# Im new :-) *few pictures*



## Salty_alydaR (Mar 24, 2008)

hes gorgeous!!

welcome to the forum! have fun posting!


----------



## LauraB (Nov 11, 2008)

Welcome, he is so cute!


----------



## free_sprtd (Oct 18, 2007)

wow how goregous!!! welcome and have fun chatting!


----------



## RusticWildFire (Jul 6, 2008)

Welcome to the forum! He's really pretty. Have fun posting


----------



## FGRanch (Feb 9, 2008)

Welcome!! Can't wait to hear more about Tommi!!!


----------



## booner (Aug 17, 2008)

he is so pretty!what is that thing on him in the last pic?


----------



## AftonPhenomenon (Dec 28, 2008)

booner said:


> he is so pretty!what is that thing on him in the last pic?
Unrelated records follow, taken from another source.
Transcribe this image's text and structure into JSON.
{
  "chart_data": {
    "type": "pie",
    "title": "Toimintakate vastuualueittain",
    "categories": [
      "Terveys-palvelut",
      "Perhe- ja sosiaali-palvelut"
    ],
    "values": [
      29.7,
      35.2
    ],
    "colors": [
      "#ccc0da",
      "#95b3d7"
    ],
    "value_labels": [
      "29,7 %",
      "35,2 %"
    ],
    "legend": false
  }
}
a lunge roller with side reins but unclipped the side reins while we did join up :lol:


----------



## appy rider 4 life (Nov 28, 2008)

Welcome he has to cute of a face!


----------



## booner (Aug 17, 2008)

thank you!understand now...


----------



## vicki (Dec 25, 2008)

he is a beauty, love the one of him relaxing


----------



## Kentucky (Aug 2, 2008)

Welcome and enjoy the ride ma'am. nice horse, which bred of trotter is he?


----------



## smrobs (Jul 30, 2008)

He is a cutie. Welcome to the forum.


----------



## AftonPhenomenon (Dec 28, 2008)

Kentucky said:


> Welcome and enjoy the ride ma'am. nice horse, which bred of trotter is he?


Standardbred


----------



## somersetfarms (Jan 6, 2009)

What a nice looking boy, I think Standardbreds look so regal.


----------



## horsegirl123 (Jan 7, 2009)

He has the cutest face ever!!! Welcome to the forum, i'm new as well. This is my second day!


----------



## mlkarel2010 (Jan 27, 2008)

Welcome to the forum! You sure have a handsome boy there


----------



## CremelloBeauty (Jan 7, 2009)

Wow gorgeous horse!
Welcome to the forum, I'm new too!


----------



## kchfuller (Feb 1, 2008)

so cute! welcome!


----------



## NorthernMama (Mar 12, 2008)

Welcome! He's a pretty boy! I have two OT-Standies too!


----------